STEPHEN K Amos will arrive in Bournemouth hoping for a better hotel experience than on his tour so far.

Here at Later we were lucky to find the London comic in an “agreeable” mood in Norwich after he had a bit of a struggle extending his stay and had to move rooms.

So what was wrong with room 217 then? We asked.

“I wanted a later check out so I did that thing of ringing down saying ‘can I extend the day here’ and she was like ‘ooh we’ve got a new booking of 30 people’.”

Amos went off in a ‘huff’ but after he discovered on the internet that they did have rooms it turned out that only his current room was booked.

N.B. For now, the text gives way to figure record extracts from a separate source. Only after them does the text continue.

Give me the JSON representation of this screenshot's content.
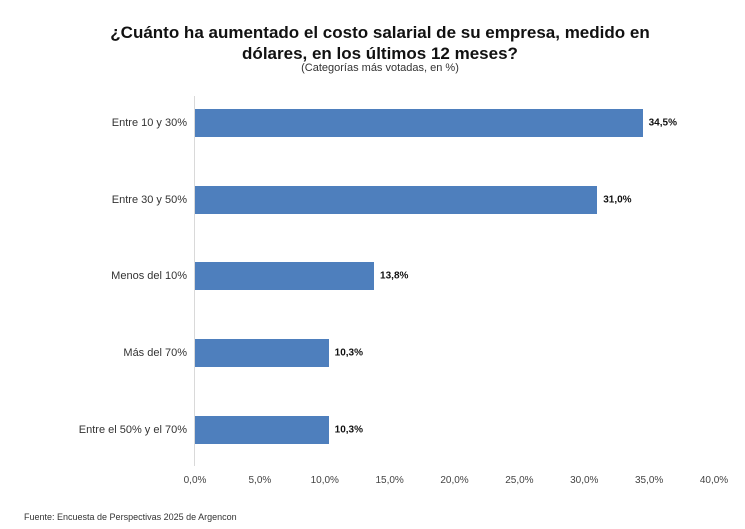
{
  "chart_data": {
    "type": "bar",
    "orientation": "horizontal",
    "title": "¿Cuánto ha aumentado el costo salarial de su empresa, medido en dólares, en los últimos 12 meses?",
    "title_line1": "¿Cuánto ha aumentado el costo salarial de su empresa, medido en",
    "title_line2": "dólares, en los últimos 12 meses?",
    "subtitle": "(Categorías más votadas, en %)",
    "categories": [
      "Entre 10 y 30%",
      "Entre 30 y 50%",
      "Menos del 10%",
      "Más del 70%",
      "Entre el 50% y el 70%"
    ],
    "values": [
      34.5,
      31.0,
      13.8,
      10.3,
      10.3
    ],
    "value_labels": [
      "34,5%",
      "31,0%",
      "13,8%",
      "10,3%",
      "10,3%"
    ],
    "xlabel": "",
    "ylabel": "",
    "xlim": [
      0,
      40
    ],
    "x_ticks": [
      "0,0%",
      "5,0%",
      "10,0%",
      "15,0%",
      "20,0%",
      "25,0%",
      "30,0%",
      "35,0%",
      "40,0%"
    ],
    "grid": false,
    "legend": null,
    "bar_color": "#4e7fbd",
    "source": "Fuente: Encuesta de Perspectivas 2025 de Argencon"
  }
}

“I was given another room but when I went in there the iron was hot and you could see the outline where someone had just got out of bed,” he added.

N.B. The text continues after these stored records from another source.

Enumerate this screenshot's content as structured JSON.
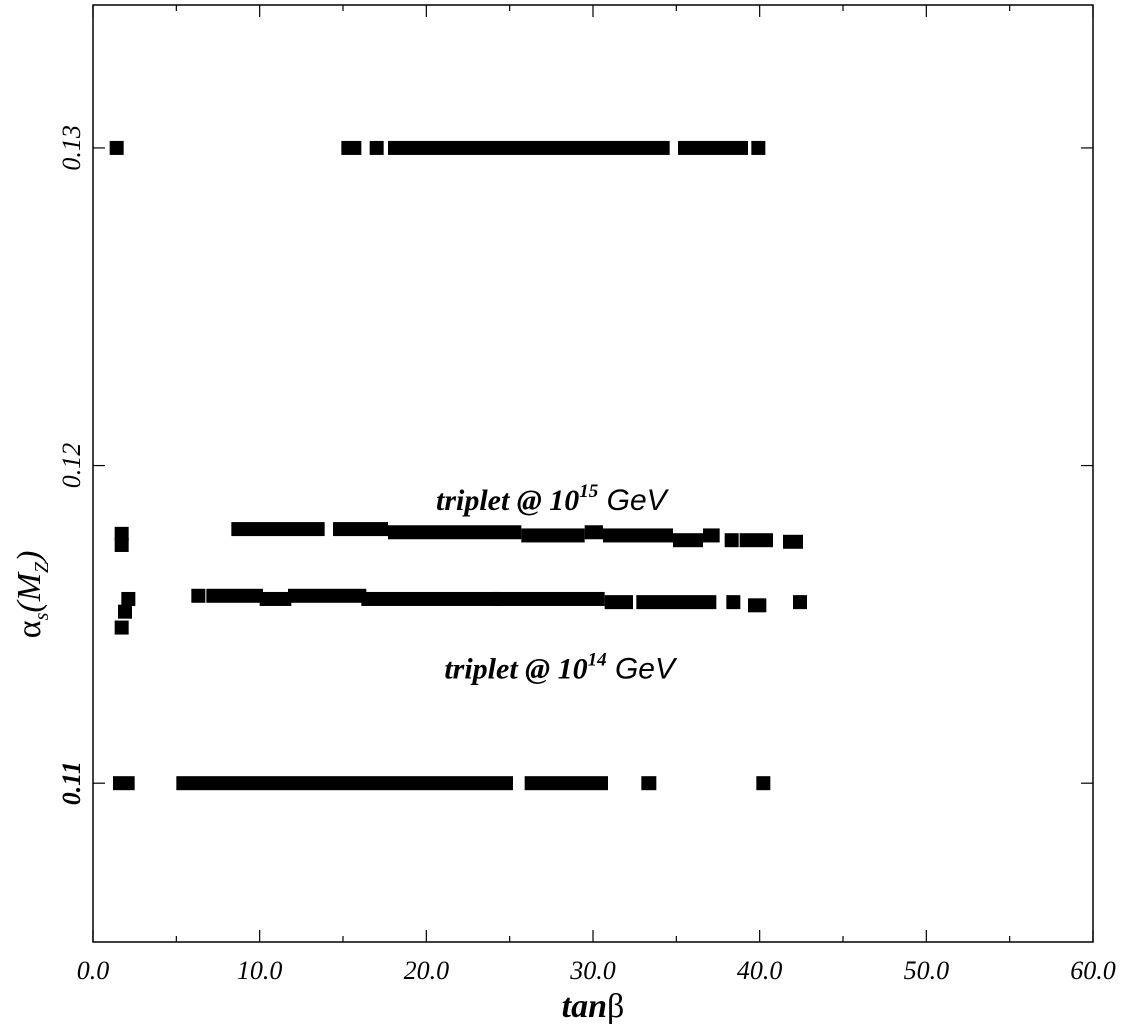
{
  "chart_data": {
    "type": "scatter",
    "xlabel": {
      "italic_part": "tan",
      "symbol_part": "β"
    },
    "ylabel": {
      "alpha": "α",
      "sub_s": "s",
      "paren_open": "(M",
      "sub_z": "Z",
      "paren_close": ")"
    },
    "xlim": [
      0,
      60
    ],
    "ylim": [
      0.105,
      0.1345
    ],
    "x_ticks": [
      0,
      10,
      20,
      30,
      40,
      50,
      60
    ],
    "x_tick_labels": [
      "0.0",
      "10.0",
      "20.0",
      "30.0",
      "40.0",
      "50.0",
      "60.0"
    ],
    "y_ticks": [
      0.11,
      0.12,
      0.13
    ],
    "y_tick_labels": [
      "0.11",
      "0.12",
      "0.13"
    ],
    "grid": false,
    "annotations": [
      {
        "text_main": "triplet @ 10",
        "sup": "15",
        "text_end": " GeV",
        "x": 27.5,
        "y": 0.1186
      },
      {
        "text_main": "triplet @ 10",
        "sup": "14",
        "text_end": " GeV",
        "x": 28.0,
        "y": 0.1133
      }
    ],
    "segments": [
      {
        "y": 0.13,
        "x0": 1.0,
        "x1": 1.5
      },
      {
        "y": 0.13,
        "x0": 14.9,
        "x1": 16.1
      },
      {
        "y": 0.13,
        "x0": 16.6,
        "x1": 17.3
      },
      {
        "y": 0.13,
        "x0": 17.7,
        "x1": 34.6
      },
      {
        "y": 0.13,
        "x0": 35.1,
        "x1": 39.3
      },
      {
        "y": 0.13,
        "x0": 39.5,
        "x1": 40.3
      },
      {
        "y": 0.11785,
        "x0": 1.3,
        "x1": 1.7
      },
      {
        "y": 0.1175,
        "x0": 1.3,
        "x1": 1.7
      },
      {
        "y": 0.118,
        "x0": 8.3,
        "x1": 13.9
      },
      {
        "y": 0.118,
        "x0": 14.4,
        "x1": 17.7
      },
      {
        "y": 0.1179,
        "x0": 17.7,
        "x1": 25.7
      },
      {
        "y": 0.1178,
        "x0": 25.7,
        "x1": 29.5
      },
      {
        "y": 0.1179,
        "x0": 29.5,
        "x1": 30.6
      },
      {
        "y": 0.1178,
        "x0": 30.6,
        "x1": 34.8
      },
      {
        "y": 0.11765,
        "x0": 34.8,
        "x1": 36.6
      },
      {
        "y": 0.1178,
        "x0": 36.6,
        "x1": 37.6
      },
      {
        "y": 0.11765,
        "x0": 37.9,
        "x1": 38.2
      },
      {
        "y": 0.11765,
        "x0": 38.8,
        "x1": 40.8
      },
      {
        "y": 0.1176,
        "x0": 41.4,
        "x1": 42.6
      },
      {
        "y": 0.1149,
        "x0": 1.3,
        "x1": 1.6
      },
      {
        "y": 0.1154,
        "x0": 1.5,
        "x1": 1.8
      },
      {
        "y": 0.1158,
        "x0": 1.7,
        "x1": 2.2
      },
      {
        "y": 0.1159,
        "x0": 5.9,
        "x1": 6.4
      },
      {
        "y": 0.1159,
        "x0": 6.8,
        "x1": 10.2
      },
      {
        "y": 0.1158,
        "x0": 10.0,
        "x1": 11.9
      },
      {
        "y": 0.1159,
        "x0": 11.7,
        "x1": 16.4
      },
      {
        "y": 0.1158,
        "x0": 16.1,
        "x1": 24.5
      },
      {
        "y": 0.1158,
        "x0": 24.0,
        "x1": 30.7
      },
      {
        "y": 0.1157,
        "x0": 30.7,
        "x1": 32.4
      },
      {
        "y": 0.1157,
        "x0": 32.6,
        "x1": 37.4
      },
      {
        "y": 0.1157,
        "x0": 38.0,
        "x1": 38.7
      },
      {
        "y": 0.1156,
        "x0": 39.3,
        "x1": 40.4
      },
      {
        "y": 0.1157,
        "x0": 42.0,
        "x1": 42.7
      },
      {
        "y": 0.11,
        "x0": 1.2,
        "x1": 2.5
      },
      {
        "y": 0.11,
        "x0": 5.0,
        "x1": 25.2
      },
      {
        "y": 0.11,
        "x0": 25.9,
        "x1": 30.9
      },
      {
        "y": 0.11,
        "x0": 32.9,
        "x1": 33.8
      },
      {
        "y": 0.11,
        "x0": 39.8,
        "x1": 40.6
      }
    ]
  }
}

“So then I said to the hotel ‘just give me your suite’ and they were like ‘here you are sorry’.”

Amos is stopping off at the Pavilion tomorrow night on the tour of his show The Spokesman.

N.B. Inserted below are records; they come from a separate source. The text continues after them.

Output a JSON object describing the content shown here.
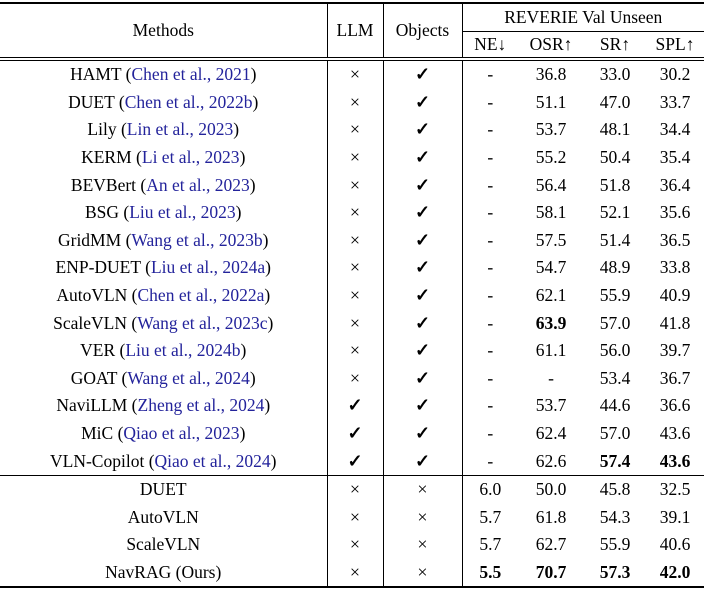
{
  "table": {
    "header": {
      "methods": "Methods",
      "llm": "LLM",
      "objects": "Objects",
      "group": "REVERIE Val Unseen",
      "metrics": [
        "NE↓",
        "OSR↑",
        "SR↑",
        "SPL↑"
      ]
    },
    "symbols": {
      "yes": "✓",
      "no": "×"
    },
    "colors": {
      "citation": "#23239b"
    },
    "groups": [
      {
        "rows": [
          {
            "name": "HAMT",
            "citation": "Chen et al., 2021",
            "llm": false,
            "objects": true,
            "ne": "-",
            "osr": "36.8",
            "sr": "33.0",
            "spl": "30.2",
            "bold": []
          },
          {
            "name": "DUET",
            "citation": "Chen et al., 2022b",
            "llm": false,
            "objects": true,
            "ne": "-",
            "osr": "51.1",
            "sr": "47.0",
            "spl": "33.7",
            "bold": []
          },
          {
            "name": "Lily",
            "citation": "Lin et al., 2023",
            "llm": false,
            "objects": true,
            "ne": "-",
            "osr": "53.7",
            "sr": "48.1",
            "spl": "34.4",
            "bold": []
          },
          {
            "name": "KERM",
            "citation": "Li et al., 2023",
            "llm": false,
            "objects": true,
            "ne": "-",
            "osr": "55.2",
            "sr": "50.4",
            "spl": "35.4",
            "bold": []
          },
          {
            "name": "BEVBert",
            "citation": "An et al., 2023",
            "llm": false,
            "objects": true,
            "ne": "-",
            "osr": "56.4",
            "sr": "51.8",
            "spl": "36.4",
            "bold": []
          },
          {
            "name": "BSG",
            "citation": "Liu et al., 2023",
            "llm": false,
            "objects": true,
            "ne": "-",
            "osr": "58.1",
            "sr": "52.1",
            "spl": "35.6",
            "bold": []
          },
          {
            "name": "GridMM",
            "citation": "Wang et al., 2023b",
            "llm": false,
            "objects": true,
            "ne": "-",
            "osr": "57.5",
            "sr": "51.4",
            "spl": "36.5",
            "bold": []
          },
          {
            "name": "ENP-DUET",
            "citation": "Liu et al., 2024a",
            "llm": false,
            "objects": true,
            "ne": "-",
            "osr": "54.7",
            "sr": "48.9",
            "spl": "33.8",
            "bold": []
          },
          {
            "name": "AutoVLN",
            "citation": "Chen et al., 2022a",
            "llm": false,
            "objects": true,
            "ne": "-",
            "osr": "62.1",
            "sr": "55.9",
            "spl": "40.9",
            "bold": []
          },
          {
            "name": "ScaleVLN",
            "citation": "Wang et al., 2023c",
            "llm": false,
            "objects": true,
            "ne": "-",
            "osr": "63.9",
            "sr": "57.0",
            "spl": "41.8",
            "bold": [
              "osr"
            ]
          },
          {
            "name": "VER",
            "citation": "Liu et al., 2024b",
            "llm": false,
            "objects": true,
            "ne": "-",
            "osr": "61.1",
            "sr": "56.0",
            "spl": "39.7",
            "bold": []
          },
          {
            "name": "GOAT",
            "citation": "Wang et al., 2024",
            "llm": false,
            "objects": true,
            "ne": "-",
            "osr": "-",
            "sr": "53.4",
            "spl": "36.7",
            "bold": []
          },
          {
            "name": "NaviLLM",
            "citation": "Zheng et al., 2024",
            "llm": true,
            "objects": true,
            "ne": "-",
            "osr": "53.7",
            "sr": "44.6",
            "spl": "36.6",
            "bold": []
          },
          {
            "name": "MiC",
            "citation": "Qiao et al., 2023",
            "llm": true,
            "objects": true,
            "ne": "-",
            "osr": "62.4",
            "sr": "57.0",
            "spl": "43.6",
            "bold": []
          },
          {
            "name": "VLN-Copilot",
            "citation": "Qiao et al., 2024",
            "llm": true,
            "objects": true,
            "ne": "-",
            "osr": "62.6",
            "sr": "57.4",
            "spl": "43.6",
            "bold": [
              "sr",
              "spl"
            ]
          }
        ]
      },
      {
        "rows": [
          {
            "name": "DUET",
            "citation": null,
            "llm": false,
            "objects": false,
            "ne": "6.0",
            "osr": "50.0",
            "sr": "45.8",
            "spl": "32.5",
            "bold": []
          },
          {
            "name": "AutoVLN",
            "citation": null,
            "llm": false,
            "objects": false,
            "ne": "5.7",
            "osr": "61.8",
            "sr": "54.3",
            "spl": "39.1",
            "bold": []
          },
          {
            "name": "ScaleVLN",
            "citation": null,
            "llm": false,
            "objects": false,
            "ne": "5.7",
            "osr": "62.7",
            "sr": "55.9",
            "spl": "40.6",
            "bold": []
          },
          {
            "name": "NavRAG (Ours)",
            "citation": null,
            "llm": false,
            "objects": false,
            "ne": "5.5",
            "osr": "70.7",
            "sr": "57.3",
            "spl": "42.0",
            "bold": [
              "ne",
              "osr",
              "sr",
              "spl"
            ]
          }
        ]
      }
    ]
  }
}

The show is called that as though he would never dream of being a spokesman he appoints one during the course of the performance as part of his audience participation.

He said: “I like to involve the audience so that every show is different but there are specific elements, I don’t just talk to them for the sake of it.

“There’s a section where we ask about role models and compare generations.”

Amos also works in television and radio and won a Royal Television Society Award for his 2007 documentary “I did the documentary because I knew someone who had been killed in a homophobic attack.

“That was my impetus to speak out but I was then asked to appear on all these programmes, current affairs shows and Newsnight and so on and be a spokesperson.

“Well, I said no; there’s more to me than that.

“I don’t want to be defined as a black gay comic.”

Despite his insistence that he could be a spokesman Amos does address serious issues including sexuality and hypocrisy through his comedy.

“I do go into serious territory,” he said.

“I’ve stumbled into being known as having this feel-good factor. But if you listen to what I’m talking about there are some very serious issues in there.

“All I do is discuss them with a smile on my face.”

Stephen K Amos appears at Bournemouth Pavilion tomorrow.